Best 5 Bullish Crypto Chart Patterns

Best 5 Bullish Crypto Chart Patterns

Chart analysis is an important concept in day and swing trading. It refers to the process where a trader looks at charts and determines whether to buy or sell an asset. One can depend fully on these patterns or incorporate fundamental analysis in making decisions. In this article, we will look at some of the most bullish chart patterns in cryptocurrency trading.

Double Bottom

The double bottom is one of the most bullish chart patterns in price action analysis. It refers to a situation where a cryptocurrency struggles to move below a certain level of support. 

Its formation is relatively easy to explain. First, a cryptocurrency should be in a bearish trend when it falls to a certain level. Let’s call this $6.65. After falling to this point, the coin will start rising as buyers move to buy the dip. However, this uptrend is usually short-lived and the coin finds a resistance at another level, say, $6.94. 

Third, the asset will then start moving downwards and then find no more sellers below the initial support at $6.65. With no more sellers left, the coin will start a new bullish trend. But for this uptrend to be validated, it needs to move above the resistance at $6.94. If this happens, the coin will likely continue with the new bullish trend. 

There are several approaches to trade this pattern. First, it is recommended that you set a bracket order that has a buy-stop above the resistance and a sell-stop below the support. In this case, if there is indeed a bullish breakout, the buy stop trade will be initiated. 

On the other hand, if the double-bottom pattern is invalidated, the sell-stop coin will be initiated. Second, there is a concept of break and retest, which happens after the initial breakout. When it happens, the coin may retest the chin of the double-bottom. A good example of a double-bottom pattern at work is shown in the chart below.
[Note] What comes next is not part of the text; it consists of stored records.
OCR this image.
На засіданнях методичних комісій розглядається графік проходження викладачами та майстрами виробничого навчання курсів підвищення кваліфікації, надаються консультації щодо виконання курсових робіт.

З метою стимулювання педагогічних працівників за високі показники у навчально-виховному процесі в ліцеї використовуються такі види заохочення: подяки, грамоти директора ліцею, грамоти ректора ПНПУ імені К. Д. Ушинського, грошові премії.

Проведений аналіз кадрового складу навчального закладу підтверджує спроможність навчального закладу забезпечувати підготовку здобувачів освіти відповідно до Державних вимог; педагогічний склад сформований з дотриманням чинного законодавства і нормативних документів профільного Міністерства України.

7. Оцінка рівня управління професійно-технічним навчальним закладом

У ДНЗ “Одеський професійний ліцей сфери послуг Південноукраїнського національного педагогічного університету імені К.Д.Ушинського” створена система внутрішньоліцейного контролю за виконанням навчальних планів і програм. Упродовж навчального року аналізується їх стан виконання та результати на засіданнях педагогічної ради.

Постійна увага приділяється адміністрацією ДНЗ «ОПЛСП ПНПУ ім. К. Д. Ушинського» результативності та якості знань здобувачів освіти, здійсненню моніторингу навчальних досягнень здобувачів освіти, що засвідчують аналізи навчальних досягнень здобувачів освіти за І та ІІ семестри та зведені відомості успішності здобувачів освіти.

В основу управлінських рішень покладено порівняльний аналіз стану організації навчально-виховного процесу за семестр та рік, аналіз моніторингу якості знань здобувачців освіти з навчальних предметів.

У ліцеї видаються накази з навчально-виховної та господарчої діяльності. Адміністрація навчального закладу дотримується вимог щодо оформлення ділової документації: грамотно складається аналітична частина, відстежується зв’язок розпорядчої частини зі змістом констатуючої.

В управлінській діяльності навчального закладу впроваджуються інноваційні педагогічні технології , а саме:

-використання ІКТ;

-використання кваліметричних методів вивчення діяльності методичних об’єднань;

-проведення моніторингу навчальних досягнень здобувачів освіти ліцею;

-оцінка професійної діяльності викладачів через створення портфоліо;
Chainlink double-bottom chart

Bullish flag or pennant pattern

Another extreme bullish pattern is known as a bullish flag. It is a continuation pattern that forms when an asset is in an uptrend or after it goes parabolic. 

A bullish flag has a close resemblance to a hoisted flag. In this, the asset moves up parabolically or slowly and then it starts to consolidate. As it consolidates, the coin forms what looks like a rectangle pattern. 

A bullish pennant also has a close resemblance of a flag pattern. The only difference is that instead of a rectangle pattern, it forms a small triangle after going parabolic. In most cases, the bullish flag and pennant usually leads to a bullish breakout. 

A good way of trading the flag or pennant pattern is to place a buy-stop above the upper side of the flag. Another good approach is to combine this strategy with Fibonacci Retracement. The flag is usually invalidated if the price moves below the 38.2% retracement point.

A good example of a bullish pennant pattern is shown in the Chainlink chart below. As you can see, a chart tends to form multiple pennants and flags during an uptrend.

Bullish flag example

Golden cross

Moving averages are the most popular technical indicators in the financial market. They are important because they show the average price of an asset in a certain period. So, if Bitcoin is trading at $30,000 and the 14-day moving average is at $20,000, one can argue that the coin is getting overvalued. 

There are several strategies for using moving averages to trade. One of the most popular approaches is to find reversals. To do this, traders usually apply a short (fast), and a long (slow) moving average on a chart and wait for their crossover.

A golden cross forms when the 200-day and 50-day moving make a crossover as the cryptocurrency price rises. A good example of a golden cross pattern is shown in the chart below.

Golden cross

For day traders, however, a golden cross with the 200 and 50 parameters is usually not feasible because of how long these periods are. Therefore, traders usually adjust the periods to smaller timeframes, such as 25 and 50.

Ascending triangle

Triangles are some of the most popular patterns in the market. There are three types of these triangles: ascending, descending, and symmetrical. Of these three, ascending triangle is the most bullish. 

The triangle happens when a cryptocurrency finds resistance at a certain level. It then struggles to move above the point multiple times while finding an ascending support point. In due time, the coin tends to have a bullish breakout when the price moves above the resistance point. 

A good way to trade an ascending triangle pattern is to set a buy-stop above the upper side of the triangle. In case a bullish breakout happens, the buy-stop will become a market order, and the price will continue rising.

Falling wedge

Another popular bullish pattern is known as a falling wedge. It refers to a situation where a cryptocurrency or any other asset moves lower as it loses momentum. In this case, the trading range narrows as the coin keeps falling.

In most cases, the coin will have a bullish breakout when the wedge pattern nears its confluence level.  A wedge can be used by both long-term investors and day traders since it can happen in all chart timeframes. A good example of a falling wedge pattern is shown in the chart below.

Falling wedge pattern


There are other examples of patterns that are usually highly bullish in the market. Some of these are candlestick patterns like a hammer, morning star, bullish engulfing, and doji patterns. However, in most cases, these candlesticks tend to be less reliable than the chart patterns mentioned above.